Angelina Jolie escreve novo artigo para a revista Time
Por: Angelina Jolie
O custo da inatividade na Síria é muito alto
Sua perna havia sido cortada após um ataque aéreo. Ele implorou para que a trouxessem junto, enquanto fugiam, na esperança de que de alguma forma ela pudesse ser recolocado.
Na época, eu esperava que histórias como a dele pudessem forçar os países ricos e poderosos do mundo a intervir para impedir a violência. Mas agora, quase uma década depois, isso me parece uma metáfora do próprio conflito sírio: a inocência destruída de uma geração de crianças; o dano irreversível infligido a uma sociedade secular e multiétnica; e os anos de pedidos de ajuda que ficaram sem resposta.
Estive na região síria cerca de 10 vezes desde o início do conflito. No começo, as famílias que conheci eram esperançosas. Elas diziam: “Por favor, conte às pessoas o que está acontecendo conosco”, confiando que, uma vez que a verdade fosse conhecida, o mundo viria em seu socorro. Mas a esperança se transformou em raiva e luta pela sobrevivência: a raiva do pai que segurou seu bebê, perguntando: “Isso é terrorista? Meu filho é terrorista? e a dor das famílias que conheci que enfrentavam escolhas diárias sobre quais de seus filhos receberiam alimentos e remédios escassos.
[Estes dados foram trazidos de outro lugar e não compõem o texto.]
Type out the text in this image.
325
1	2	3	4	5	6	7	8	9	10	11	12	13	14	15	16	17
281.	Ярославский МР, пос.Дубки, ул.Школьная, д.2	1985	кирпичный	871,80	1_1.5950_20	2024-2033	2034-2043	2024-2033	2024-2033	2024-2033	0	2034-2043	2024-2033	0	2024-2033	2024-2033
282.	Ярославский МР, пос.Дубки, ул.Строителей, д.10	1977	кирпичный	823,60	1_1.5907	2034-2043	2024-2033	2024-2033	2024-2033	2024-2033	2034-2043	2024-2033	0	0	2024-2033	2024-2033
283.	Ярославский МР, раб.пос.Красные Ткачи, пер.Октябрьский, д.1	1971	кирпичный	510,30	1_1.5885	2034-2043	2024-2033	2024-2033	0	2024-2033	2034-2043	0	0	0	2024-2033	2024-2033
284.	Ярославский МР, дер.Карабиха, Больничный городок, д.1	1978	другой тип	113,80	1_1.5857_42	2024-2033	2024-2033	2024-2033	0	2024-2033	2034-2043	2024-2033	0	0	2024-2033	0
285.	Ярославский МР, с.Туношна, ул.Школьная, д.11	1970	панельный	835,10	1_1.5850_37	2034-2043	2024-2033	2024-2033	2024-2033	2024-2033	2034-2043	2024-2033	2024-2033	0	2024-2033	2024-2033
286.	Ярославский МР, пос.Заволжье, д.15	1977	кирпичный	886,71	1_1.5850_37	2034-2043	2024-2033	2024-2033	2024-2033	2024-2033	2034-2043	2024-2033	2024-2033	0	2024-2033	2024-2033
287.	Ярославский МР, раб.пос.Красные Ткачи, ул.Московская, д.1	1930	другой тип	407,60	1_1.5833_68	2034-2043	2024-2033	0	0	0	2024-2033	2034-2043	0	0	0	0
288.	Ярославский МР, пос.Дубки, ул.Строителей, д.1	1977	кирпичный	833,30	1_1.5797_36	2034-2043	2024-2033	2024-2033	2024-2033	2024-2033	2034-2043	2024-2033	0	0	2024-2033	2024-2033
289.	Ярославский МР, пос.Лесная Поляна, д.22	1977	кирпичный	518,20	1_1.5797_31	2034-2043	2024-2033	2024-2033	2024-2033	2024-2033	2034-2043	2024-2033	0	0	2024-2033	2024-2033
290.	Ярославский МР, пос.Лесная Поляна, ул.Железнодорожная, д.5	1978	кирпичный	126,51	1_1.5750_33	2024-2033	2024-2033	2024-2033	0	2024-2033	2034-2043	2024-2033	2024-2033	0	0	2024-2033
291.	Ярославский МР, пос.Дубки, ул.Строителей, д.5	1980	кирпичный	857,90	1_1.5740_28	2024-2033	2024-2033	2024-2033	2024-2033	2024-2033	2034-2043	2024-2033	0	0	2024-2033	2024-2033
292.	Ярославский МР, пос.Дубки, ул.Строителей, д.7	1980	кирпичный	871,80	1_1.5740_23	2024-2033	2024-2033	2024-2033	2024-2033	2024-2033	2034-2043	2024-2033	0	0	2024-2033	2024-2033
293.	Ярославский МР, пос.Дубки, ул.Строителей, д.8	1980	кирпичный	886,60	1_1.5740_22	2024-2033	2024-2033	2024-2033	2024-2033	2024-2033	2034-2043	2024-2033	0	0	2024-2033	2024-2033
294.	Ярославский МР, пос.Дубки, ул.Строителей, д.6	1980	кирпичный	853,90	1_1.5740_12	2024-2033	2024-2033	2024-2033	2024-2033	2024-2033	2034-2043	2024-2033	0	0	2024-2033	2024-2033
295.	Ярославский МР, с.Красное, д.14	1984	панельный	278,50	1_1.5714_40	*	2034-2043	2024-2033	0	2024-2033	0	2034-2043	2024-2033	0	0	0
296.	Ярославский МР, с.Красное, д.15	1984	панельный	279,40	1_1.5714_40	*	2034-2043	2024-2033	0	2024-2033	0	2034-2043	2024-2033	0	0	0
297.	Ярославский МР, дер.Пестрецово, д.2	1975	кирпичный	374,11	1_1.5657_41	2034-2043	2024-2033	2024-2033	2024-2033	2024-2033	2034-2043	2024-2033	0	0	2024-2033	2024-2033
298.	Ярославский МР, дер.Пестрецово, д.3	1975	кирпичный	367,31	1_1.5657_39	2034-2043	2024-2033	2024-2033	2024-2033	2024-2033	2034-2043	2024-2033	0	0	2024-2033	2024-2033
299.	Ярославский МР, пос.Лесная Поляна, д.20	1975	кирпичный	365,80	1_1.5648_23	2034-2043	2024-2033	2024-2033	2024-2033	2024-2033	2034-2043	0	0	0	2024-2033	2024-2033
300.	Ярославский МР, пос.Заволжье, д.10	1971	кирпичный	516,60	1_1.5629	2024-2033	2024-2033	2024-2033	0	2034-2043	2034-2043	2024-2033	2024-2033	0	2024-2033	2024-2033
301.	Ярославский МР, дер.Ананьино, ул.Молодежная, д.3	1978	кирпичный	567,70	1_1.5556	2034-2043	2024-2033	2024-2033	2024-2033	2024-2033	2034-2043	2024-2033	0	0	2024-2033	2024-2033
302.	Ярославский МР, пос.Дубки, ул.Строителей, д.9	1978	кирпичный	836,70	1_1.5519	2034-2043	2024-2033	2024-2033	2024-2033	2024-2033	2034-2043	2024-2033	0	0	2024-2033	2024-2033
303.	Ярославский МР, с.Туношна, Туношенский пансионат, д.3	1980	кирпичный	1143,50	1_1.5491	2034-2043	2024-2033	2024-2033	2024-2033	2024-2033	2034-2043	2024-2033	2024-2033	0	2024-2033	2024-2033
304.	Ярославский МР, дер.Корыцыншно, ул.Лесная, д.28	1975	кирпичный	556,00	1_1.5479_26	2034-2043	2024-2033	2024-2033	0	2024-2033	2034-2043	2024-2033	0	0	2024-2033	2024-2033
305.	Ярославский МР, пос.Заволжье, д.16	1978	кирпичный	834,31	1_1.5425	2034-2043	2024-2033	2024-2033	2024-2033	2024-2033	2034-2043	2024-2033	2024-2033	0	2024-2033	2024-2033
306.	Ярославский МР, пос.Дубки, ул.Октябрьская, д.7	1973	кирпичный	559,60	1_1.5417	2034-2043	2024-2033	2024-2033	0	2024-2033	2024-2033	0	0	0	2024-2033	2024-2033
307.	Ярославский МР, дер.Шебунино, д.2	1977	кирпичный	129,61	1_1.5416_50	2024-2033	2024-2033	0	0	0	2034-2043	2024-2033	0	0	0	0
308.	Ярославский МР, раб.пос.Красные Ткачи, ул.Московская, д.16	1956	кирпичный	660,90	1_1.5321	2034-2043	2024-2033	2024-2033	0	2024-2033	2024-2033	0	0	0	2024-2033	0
Vimos inúmeras imagens de crianças sírias asfixiadas por gás, mutiladas por estilhaços, afogadas nas margens da Europa ou - enquanto escrevo - morrendo de frio no frio da província de Idlib, na Síria. Nada disso foi suficiente para anular a brutal indiferença das forças e interesses concorrentes que contribuem para a destruição da Síria.
Longe de curar as feridas da Síria, a resposta de algumas potências externas foi infligir mais ferimentos, sujando as mãos de sangue no processo. Outros países se concentraram na luta contra o terrorismo ou no esforço de ajuda humanitária, enquanto a própria guerra sangrou furiosamente cada vez mais.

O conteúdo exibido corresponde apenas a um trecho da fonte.